Report: Health Insurance Artificial Intelligence/Machine Learning Survey ...

Report: Health Insurance Artificial Intelligence/Machine Learning Survey ...

The AI Pulse Check: 84% of Health Insurers Are Now Using Machine Learning, But Regulators Are Watching

The integration of Artificial Intelligence (AI) and Machine Learning (ML) is rapidly reshaping the insurance landscape, particularly in the complex sector of health coverage. To keep pace with this transformation—and to ensure consumer protections remain paramount—the National Association of Insurance Commissioners (NAIC) recently completed a massive study capturing the current state of AI adoption among major health insurers.

The resulting report, "Health Insurance Artificial Intelligence/Machine Learning Survey Results," is critical reading for industry professionals, regulators, and tech enthusiasts alike. Conducted across 16 states and polling 93 major companies, this survey provides the first comprehensive look at how health carriers are deploying AI, managing third-party risks, and building governance frameworks to meet ethical standards.

This report confirms that AI is no longer an emerging technology in healthcare; it is deeply embedded in core business functions, from utilization management to fraud detection. The data gathered will directly inform the next steps for regulatory oversight, making these findings essential for understanding the future compliance environment.

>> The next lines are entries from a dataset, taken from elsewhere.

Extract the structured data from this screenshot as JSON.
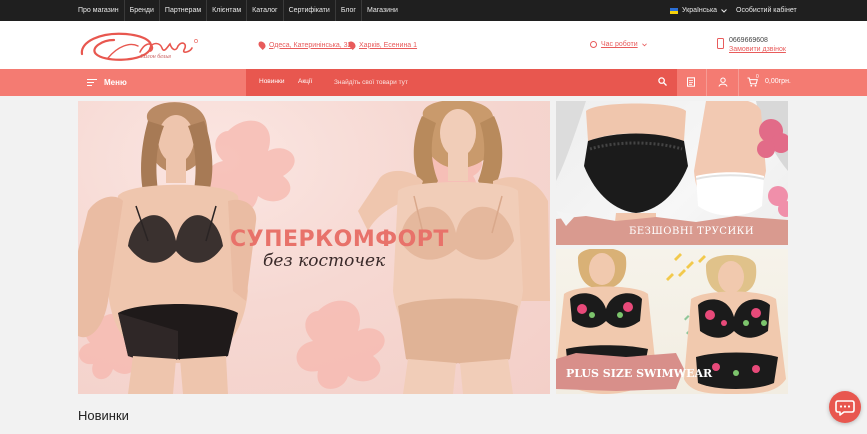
{
  "topbar": {
    "nav": [
      "Про магазин",
      "Бренди",
      "Партнерам",
      "Клієнтам",
      "Каталог",
      "Сертифікати",
      "Блог",
      "Магазини"
    ],
    "language": "Українська",
    "cabinet": "Особистий кабінет"
  },
  "header": {
    "logo_subtitle": "Салон белья",
    "address_1": "Одеса, Катеринінська, 32",
    "address_2": "Харків, Есенина 1",
    "hours": "Час роботи",
    "phone": "0669669608",
    "callback": "Замовити дзвінок"
  },
  "navbar": {
    "menu": "Меню",
    "link_new": "Новинки",
    "link_sale": "Акції",
    "search_placeholder": "Знайдіть свої товари тут",
    "cart_count": "0",
    "cart_total": "0,00грн."
  },
  "banners": {
    "main_title": "СУПЕРКОМФОРТ",
    "main_subtitle": "без косточек",
    "side_1_caption": "БЕЗШОВНІ ТРУСИКИ",
    "side_2_caption": "PLUS SIZE SWIMWEAR"
  },
  "section": {
    "title": "Новинки"
  },
  "colors": {
    "accent": "#f47b72",
    "accent_dark": "#e8574f",
    "topbar": "#1f1f1f"
  }
}
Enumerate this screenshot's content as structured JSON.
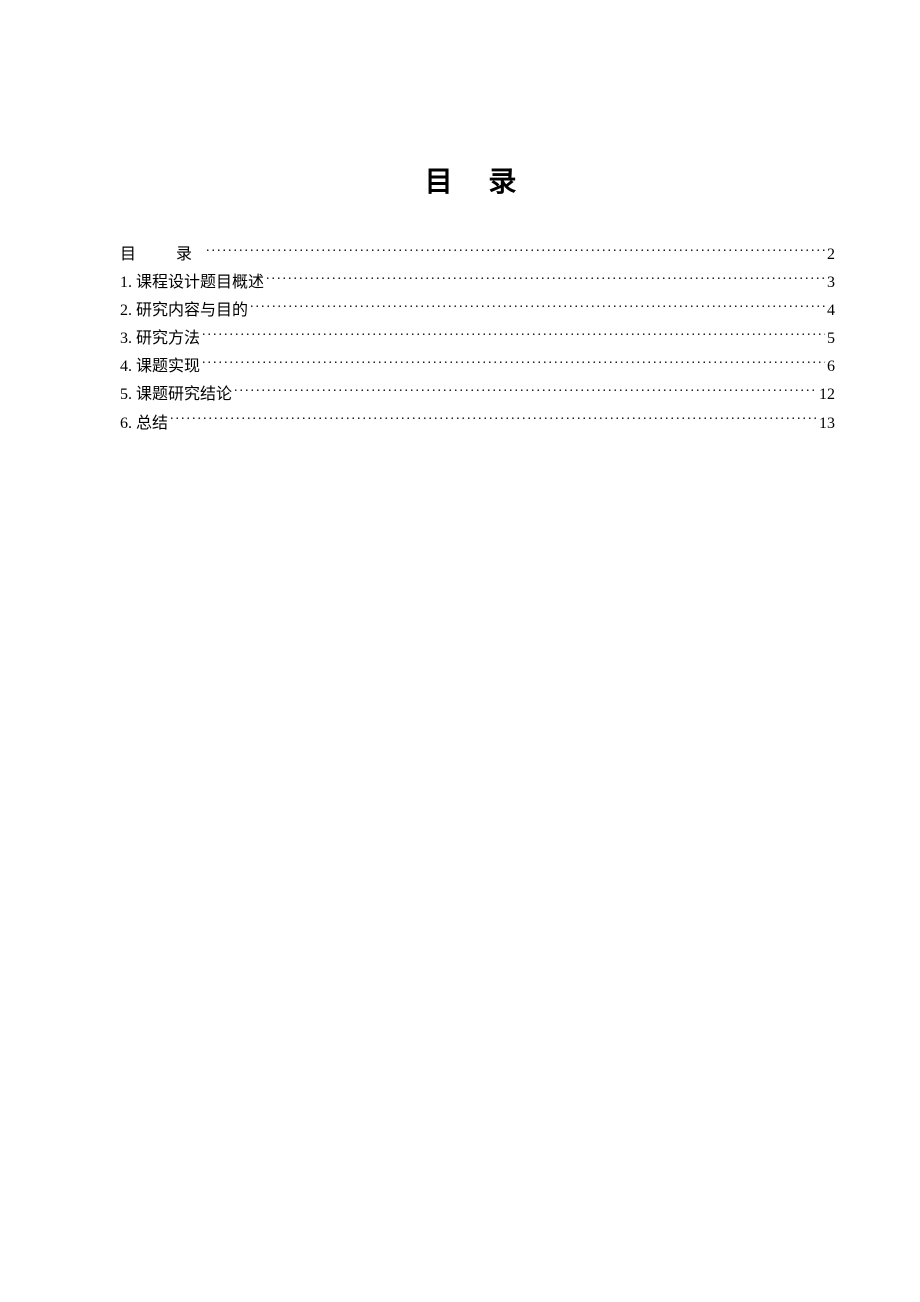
{
  "title": "目 录",
  "toc": [
    {
      "label": "目　录",
      "page": "2",
      "first": true
    },
    {
      "label": "1. 课程设计题目概述",
      "page": "3",
      "first": false
    },
    {
      "label": "2. 研究内容与目的",
      "page": "4",
      "first": false
    },
    {
      "label": "3. 研究方法",
      "page": "5",
      "first": false
    },
    {
      "label": "4. 课题实现",
      "page": "6",
      "first": false
    },
    {
      "label": "5. 课题研究结论",
      "page": "12",
      "first": false
    },
    {
      "label": "6. 总结",
      "page": "13",
      "first": false
    }
  ]
}
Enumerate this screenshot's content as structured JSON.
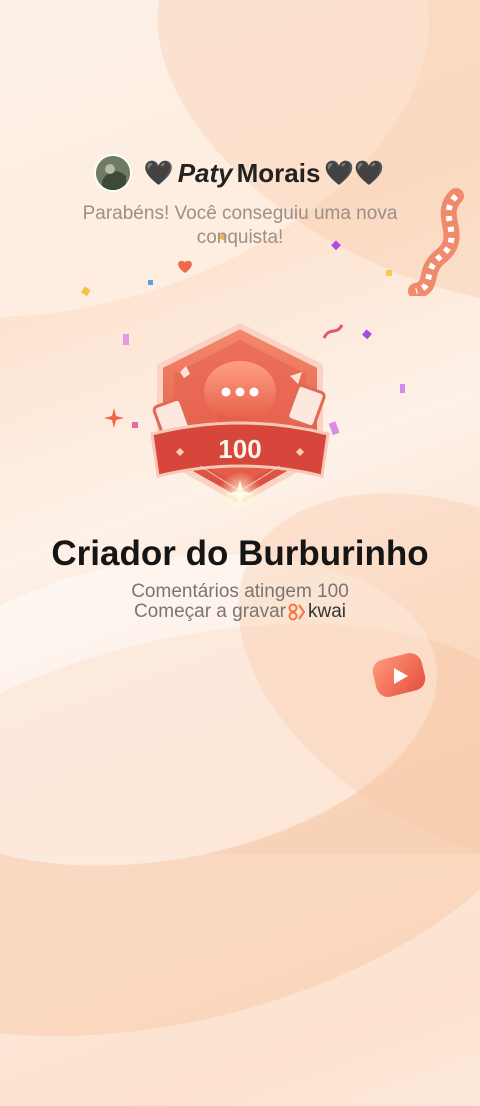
{
  "user": {
    "name_prefix_emoji": "🖤",
    "name_italic": "Paty",
    "name_rest": "Morais",
    "name_suffix_emoji": "🖤🖤"
  },
  "subtitle": "Parabéns! Você conseguiu uma nova conquista!",
  "badge": {
    "count": "100"
  },
  "achievement": {
    "title": "Criador do Burburinho",
    "description": "Comentários atingem 100",
    "cta": "Começar a gravar",
    "brand": "kwai"
  },
  "colors": {
    "badge_red": "#e0584a",
    "badge_dark": "#b8362c",
    "ribbon": "#d6453a",
    "accent_orange": "#f47a55"
  },
  "icons": {
    "avatar": "profile-photo",
    "play": "play-button-icon",
    "brand": "kwai-logo-icon",
    "badge": "chat-bubble-badge-icon"
  }
}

Key Takeaways from the NAIC Report

  • Overwhelming Adoption Rate: 84% of health insurers surveyed are currently using AI/ML across various product lines, including Individual Major Medical, Group Major Medical, and Student Plans.
  • Focus on Efficiency and Cost Control: The primary applications of AI are centered on operational efficiency. Utilization Management practices (71% adoption) and Prior Authorization for approval (68% adoption) are leading the charge, closely followed by Disease Management programs (61%).
  • Hybrid Development Model Dominates: While only 10% of companies develop AI solutions entirely internally, the vast majority (55%) use a hybrid approach—developing internally while incorporating third-party AI/ML components. A significant 15% rely entirely on third-party solutions.
  • Cautious Approach to High-Risk Decisions: Insurers show restraint in using AI for sensitive consumer actions. Only 12% of companies use AI/ML to review prior authorizations for denial, and only 14% use AI to infer sensitive data, such as race.
  • Governance Is a Priority: Companies are proactively adopting principles focusing on accountability, transparency, security, and privacy. Common testing methods include exploratory data analysis (EDA), cross-validation, and conducting explicit equity and compliance audits to detect bias and drift.

The State of AI Deployment in Health Insurance Operations

The survey dissected AI usage across several key operational domains, revealing which areas are fully mature and which are still in the planning stages (Table 5).

Operational Areas Leading Production Deployment:

The data shows a clear preference for implementing AI in areas that impact strategic decision-making and high-volume transactions:

  • Strategic Operations: 52 companies reported AI already in production.
  • Utilization/Severity/Quality Management: 42 companies reported AI already in production.
  • Fraud Detection: 42 companies reported AI already in production.
  • Sales & Marketing: 37 companies reported AI already in production, often leveraging the technology to enhance quoting, online sales, and the overall customer shopping experience.

While these efficiency-focused areas are mature, the report highlights that deployment is still growing in traditionally complex areas like Product Pricing and Plan Design (22 companies in production) and Prior Authorization (18 companies in production). Notably, 16 companies plan to deploy AI in Prior Authorization within the next year, indicating rapid acceleration in this critical consumer-facing function.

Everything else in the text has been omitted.